A formação que “envolva todos os aspetos da vida” foi sublinhada pelo Papa, desde o tempo da formação nos seminários, em ordem a “candidatos humanamente maduros e espiritualmente firmes”.
“Apenas os sacerdotes e consagrados humanamente maduros e espiritualmente firmes, ou seja, pessoas em quem a dimensão humana e a espiritual estão bem integradas e que, por isso, são capazes de relações autênticas com todos, podem assumir o compromisso do celibato e anunciar de forma credível o Evangelho do Ressuscitado”

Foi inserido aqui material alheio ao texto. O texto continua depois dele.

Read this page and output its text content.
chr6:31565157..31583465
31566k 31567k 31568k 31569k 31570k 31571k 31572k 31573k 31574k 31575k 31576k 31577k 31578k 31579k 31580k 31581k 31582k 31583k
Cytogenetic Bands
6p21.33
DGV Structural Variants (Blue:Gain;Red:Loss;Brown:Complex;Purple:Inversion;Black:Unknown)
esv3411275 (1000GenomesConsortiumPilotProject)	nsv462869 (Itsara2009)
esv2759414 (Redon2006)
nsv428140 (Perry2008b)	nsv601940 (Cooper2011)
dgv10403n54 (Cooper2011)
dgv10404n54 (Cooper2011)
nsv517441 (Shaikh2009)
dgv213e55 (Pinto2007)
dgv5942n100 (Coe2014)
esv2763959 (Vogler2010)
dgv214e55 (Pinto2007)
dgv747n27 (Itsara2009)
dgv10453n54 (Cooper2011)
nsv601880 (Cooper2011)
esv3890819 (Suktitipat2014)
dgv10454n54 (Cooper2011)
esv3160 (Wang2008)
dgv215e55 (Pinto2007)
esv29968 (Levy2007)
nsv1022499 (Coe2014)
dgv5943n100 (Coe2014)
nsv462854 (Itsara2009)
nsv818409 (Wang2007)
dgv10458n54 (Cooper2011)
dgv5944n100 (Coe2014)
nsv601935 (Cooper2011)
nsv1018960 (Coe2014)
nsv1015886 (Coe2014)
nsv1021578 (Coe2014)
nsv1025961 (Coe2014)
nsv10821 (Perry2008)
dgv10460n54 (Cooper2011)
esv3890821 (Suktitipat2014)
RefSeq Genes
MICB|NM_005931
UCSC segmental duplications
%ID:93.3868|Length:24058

Leão XIV refere-se à fraternidade presbiteral como “um dom inerente à graça da Ordenação”, superando, “em primeiro lugar”, a “tentação do individualismo”, “Não por acaso, o Concílio Vaticano II falou dos presbíteros quase sempre no plural: nenhum pastor existe sozinho”, afirma.
O Papa afirma que a fraternidade presbiteral deve ser um “ponto a ser trabalhado com renovado vigor”, alertando que “resta ainda muito a fazer”, nomeadamente no que diz respeito à “equiparação económica entre aqueles que servem paróquias pobres e aqueles que exercem o ministério em comunidades abastadas” e à “assistência social na doença e na velhice em vários países e dioceses”.
Leão XIV refere-se também ao ministério diaconal como “um dom a conhecer, valorizar e apoiar”, valorizando o serviço “discreto mas essencial” de “homens dedicados à caridade”.
No documento, o Papa agradece a todos os sacerdotes que “oferecem a sua vida, celebram o sacrifício de Cristo na Eucaristia, anunciam a Palavra, absolvem os pecados e se dedicam generosamente, dia após dia, aos seus irmãos e irmãs, servindo a comunhão e a unidade e cuidando, em particular, de quem mais sofre e passa necessidade”, em todas as partes do mundo.